Attualità

Roma / In migliaia per il “grido altissimo e feroce” transfemminista

Sfila per il quarto anno consecutivo nella capitale il corteo di Non Una Di Meno. Maschere, flash mob e interventi contro violenza maschile, “narrazione tossica” dei media e per un reddito di autodeterminazione. Lanciato il prossimo appuntamento globale per lo sciopero femminista dell’8 marzo.

23 Novembre 2019 - 19:56

Attiviste e operatrici dei centri antiviolenza di tutta Italia hanno aperto oggi, come di consuetudine, la quarta manifestazione nazionale di Non Una Di Meno contro la violenza maschile sulle donne, partita nel pomeriggio da piazza della Repubblica.

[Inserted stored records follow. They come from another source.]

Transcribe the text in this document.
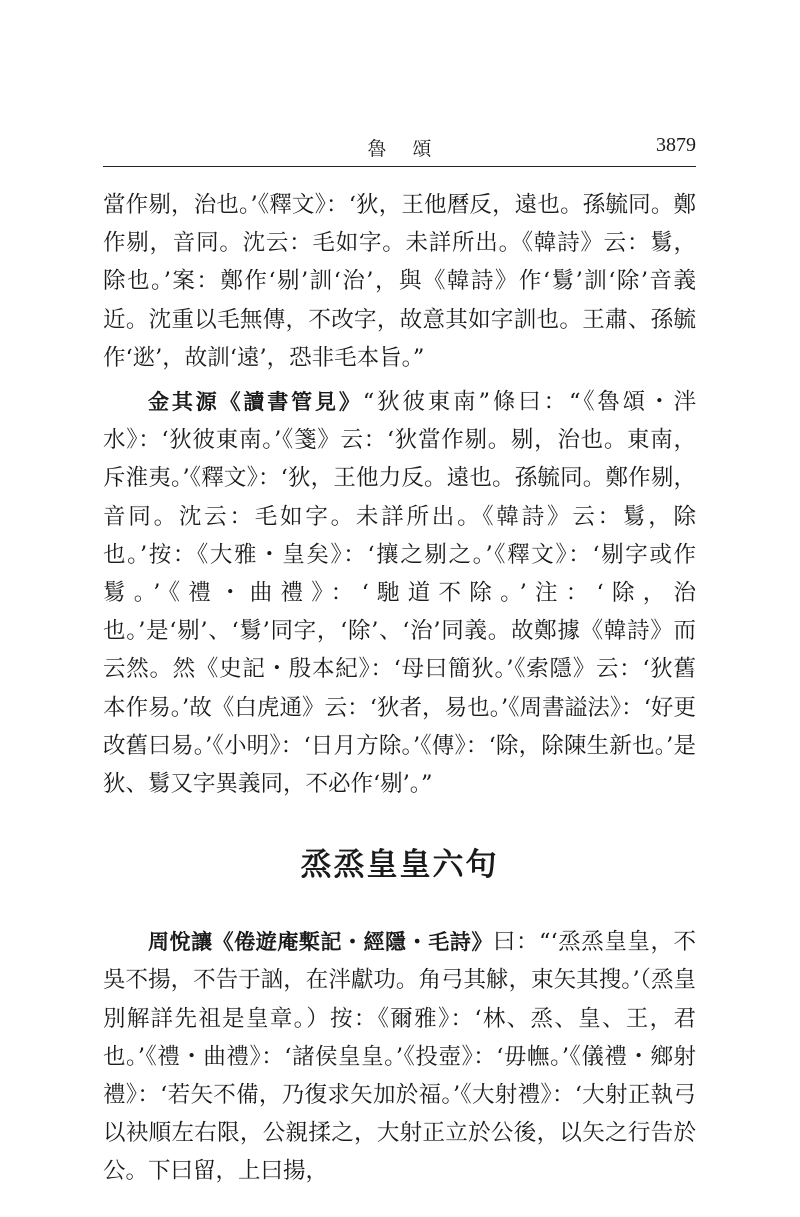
魯頌	3879

當作剔，治也。’《釋文》：‘狄，王他曆反，遠也。孫毓同。鄭作剔，音同。沈云：毛如字。未詳所出。《韓詩》云：鬄，除也。’案：鄭作‘剔’訓‘治’，與《韓詩》作‘鬄’訓‘除’音義近。沈重以毛無傳，不改字，故意其如字訓也。王肅、孫毓作‘逖’，故訓‘遠’，恐非毛本旨。”

金其源《讀書管見》“狄彼東南”條曰：“《魯頌・泮水》：‘狄彼東南。’《箋》云：‘狄當作剔。剔，治也。東南，斥淮夷。’《釋文》：‘狄，王他力反。遠也。孫毓同。鄭作剔，音同。沈云：毛如字。未詳所出。《韓詩》云：鬄，除也。’按：《大雅・皇矣》：‘攘之剔之。’《釋文》：‘剔字或作鬄。’《禮・曲禮》：‘馳道不除。’注：‘除，治也。’是‘剔’、‘鬄’同字，‘除’、‘治’同義。故鄭據《韓詩》而云然。然《史記・殷本紀》：‘母曰簡狄。’《索隱》云：‘狄舊本作易。’故《白虎通》云：‘狄者，易也。’《周書謚法》：‘好更改舊曰易。’《小明》：‘日月方除。’《傳》：‘除，除陳生新也。’是狄、鬄又字異義同，不必作‘剔’。”

烝烝皇皇六句

周悅讓《倦遊庵槧記・經隱・毛詩》曰：“‘烝烝皇皇，不吳不揚，不告于訩，在泮獻功。角弓其觩，束矢其搜。’（烝皇別解詳先祖是皇章。）按：《爾雅》：‘林、烝、皇、王，君也。’《禮・曲禮》：‘諸侯皇皇。’《投壺》：‘毋幠。’《儀禮・鄉射禮》：‘若矢不備，乃復求矢加於福。’《大射禮》：‘大射正執弓以袂順左右限，公親揉之，大射正立於公後，以矢之行告於公。下曰留，上曰揚，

Sui volti delle manifestanti in testa al corteo le maschere verdi delle ‘Luchadoras’, simbolo della lotta della Casa delle donne ‘Lucha y Siesta’ a Roma a rischio sgombero. Dietro di loro, le donne dei centri antiviolenza della rete D.i.Re, di BeFree e Differenza Donna, della Casa internazionale delle donne di Roma e dalla Casa delle donne di Viareggio, molte in piazza con i nasi rossi per ricordare e chiedere giustizia per Daniela Carrasco Mimo, attivista cilena impegnata nelle manifestazioni popolari contro il governo Piñera, torturata e uccisa dopo una perquisizione da parte delle forze di polizia.

Il corteo, intervallato da alcuni flash mob, ha dato voce a numerosi interventi scanditi dai camion dell’organizzazione. Così un’attivista al microfono: “La nostra sicurezza non la fanno né le ordinanze né i confini. Vogliamo un reddito per poter autodeterminare le nostre vite, vogliamo essere indipendenti. Lotteremo, vi renderemo la vita impossibile, e scenderemo ancora in piazza: ci vediamo l’8 marzo per lo sciopero globale femminista, perchè se le nostre vite non valgono, noi ci fermiamo!”.

Un primo stop ha visto le e i manifestanti sedersi a terra e rimanere in silenzio per cinque minuti, all’altezza di piazza di Santa Maria Maggiore, in solidarietà alle donne cilene e a tutte le protagoniste di ogni forma di mobilitazione e lotta nel mondo. “Per Daniela e per tutte le attiviste uccise si alza il nostro grande grido collettivo di gioia, di rabbia, di lotta” ha scritto la sezione bolognese della rete transfemminista su Facebook. E così “Siamo il grido altissimo e feroce di tutte quelle donne che non hanno voce” è stato lo slogan scandito alla fine dei minuti di silenzio. “Abbiamo deciso di fare l’azione del grido muto – ha detto un’attivista – perchè vogliamo dare visibilità alla nostra presa di parola e indignazione. Solo il 48% delle donne lavora, la disparità salariale è al 23%, un femminicidio su due avviene in famiglia, i percorsi di uscita dalla violenza non prevedono forme di sussidio e i finanziamenti per i centri antiviolenza equivalgono a 76 centesimi per ogni donna che chiede aiuto. Soprattutto, non vogliamo che la nostra sicurezza sia decisa dai preti, vogliamo rilanciare la nostra autonomia con un’azione di vicinanza alle donne cilene torturate e stuprate dalla Polizia”.

Successivamente si è tenuto un altro flash mob per dire basta alla “narrazione tossica della violenza sulle donne da parte dei media italiani”, con la lettura di alcuni titoli fra quelli che recentemente hanno suscitato più indignazione. Così un’attivista è intervenuta contro le “giustificazioni date dal giornalismo italiano a tutti gli uomini che massacrano, stuprano e uccidono. La stampa enfatizza quegli assassini e li giustifica: la vita privata delle donne e delle soggettività lgbtqia+ è oggetto di giudizio morale. La memoria di chi viene uccisa è oltraggiata. L’accento sulla vittima è posto solo ed esclusivamente per colpevolizzare. Il rifiuto viene trasformato in un equivoco, vengono create le attenuanti culturali verso l’opinione pubblica con sentenze che anticipano le difese processuali di chi uccide. Si parla di amore al posto di dominio. La parola ‘lesbica’ non viene pronunciata, se non per inserirla in un contesto di anomalia. La pazienza è finita! Risponderemo colpo su colpo. La violenza sulle donne non è un fatto emergenziale, ma un elemento strutturale della nostra società. La violenza non è un raptus, né uno spettacolo per i vostri click, né divide tra donne per bene e donne per male. Gli uomini violenti non sono mostri, belve, pazzi: sono i figli sani del patriarcato”.

Le attiviste hanno quindi rilanciato l’adozione di “una carta deontologica che impedisca una narrazione deviata della violenza e che preveda un racconto del fenomeno a livello sistemico”. Il corteo si è poi concluso in piazza San Giovanni.